Ok, this is post is a bit of a cheat. Korean BBQ was one of the first things I tried when I came to Korea and I’ve had it frequently since. Before I arrived, I was mostly eating vegan and vegetarian food so this was a big change for me. I will write about restricted diets or lifestyle choices somewhere else so I will avoid talking about being a vegetarian in South Korea right now.
Korean BBQ is on the most famous things to eat in South Korea and you can see them almost everywhere. They are all pretty similar, although the cuts may vary from place to place. Some place have a specialty, such as beef or pork, so it is worth doing some research before you pick a place. Some offer all you can eat. Saying that, I generally just pick somewhere that’s full and seems popular. Is this a good way to pick? Probably not, but with limited Korean skills it’s often the only option!
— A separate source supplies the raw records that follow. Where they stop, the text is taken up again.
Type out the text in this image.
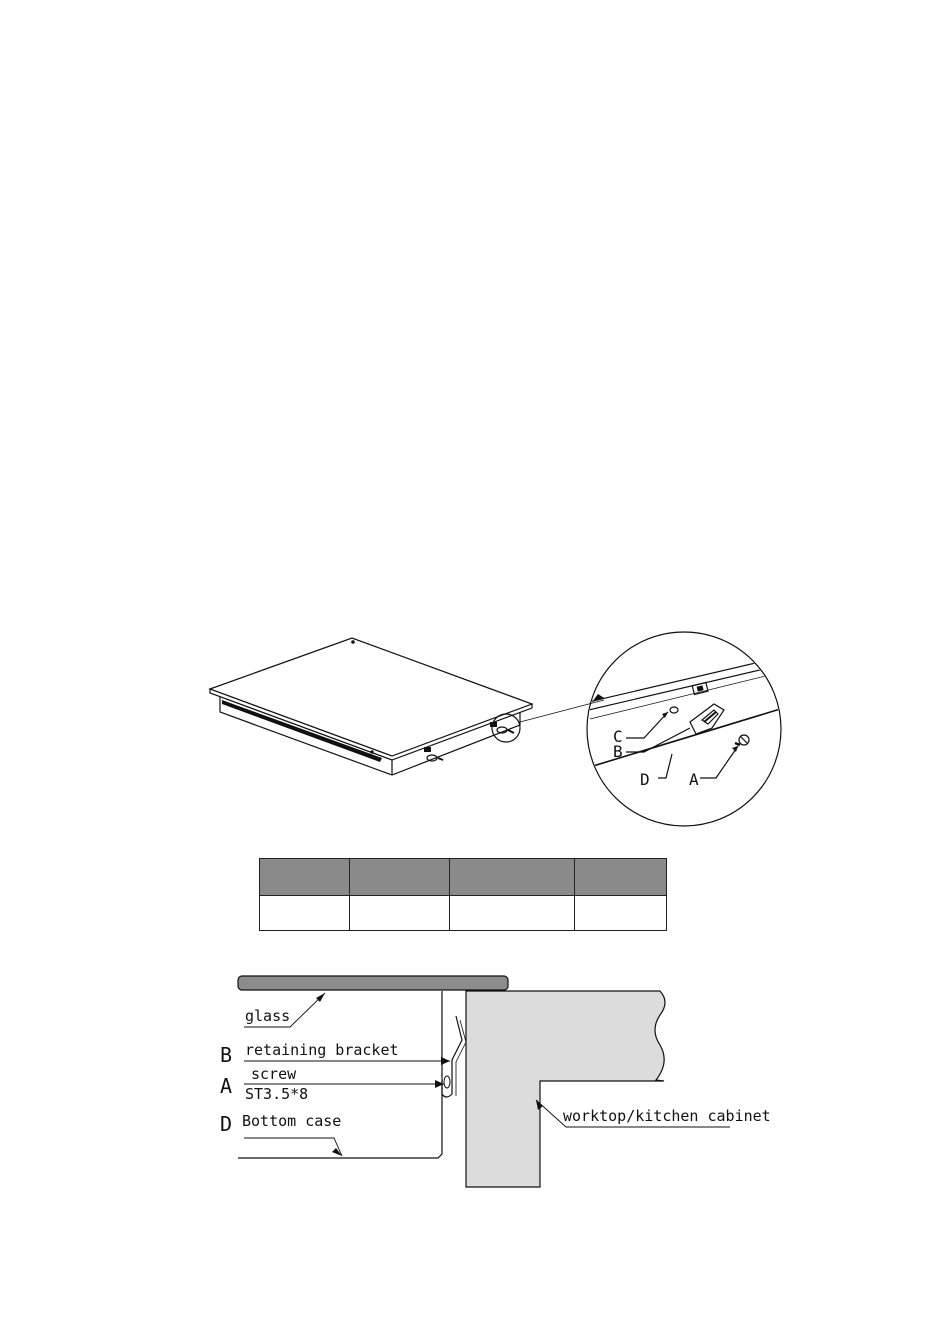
C
B
D A

glass
B retaining bracket
A screw
ST3.5*8
D Bottom case	worktop/kitchen cabinet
I generally end up at the same places, as I can be a bit anxious about food making me sick (I have the world’s weakest stomach.) The main reason I end up at Korean BBQ is how social it is. With the meat cooked in the middle, it is a tapas-style way of eating.
What to Do
When you arrive, you should take your coat off! The smoke and smells gets into everything, not pleasant! The seats usually have removable lids and serve as storage spaces. You will be asked to choose your meat and cut. As an ex-vegetarian, I tend to sit this out. It is also usually in Korean so make sure you have Google Translate on your phone! You will then be given an array of sides, which differs between restaurants. It is generally garlic cloves, lettuce and perilla leaves for wrapping, seaweed soup, kimchi, salads, and sauces.
The staff will then bring out the meat, and set up your BBQ. Depending on where you go, they may or may not cook the meat for you. Often, it is up to you to turn and cook the meat. Lots of people enjoy this hands-on approach. I find it somewhat stressful, my mind just jumping ahead to food poisoning! If you are unsure if the meat is ready, you can ask the staff and they will usually help you.
Once you’re meat is cooked, you can eat! Obviously you can eat it any way you want, but the traditional and most popular way is to make wraps. I usually BBQ some garlic, then wrap it in lettuce with some rice and salad. I can’t stand kimchi so tend to avoid it!
Depending if you’re are partial, beer is always on offer. I mean, beer is always on offer in Korea! As well as beer, you can partake in some traditional Korean soju, a bit like sake.
If you find yourself in Korea, you will most likely find yourself in a Korean BBQ. They are on almost every street corner and are a cheap way to enjoy some Korean culture.
Have you tried a Korean BBQ? What did you think?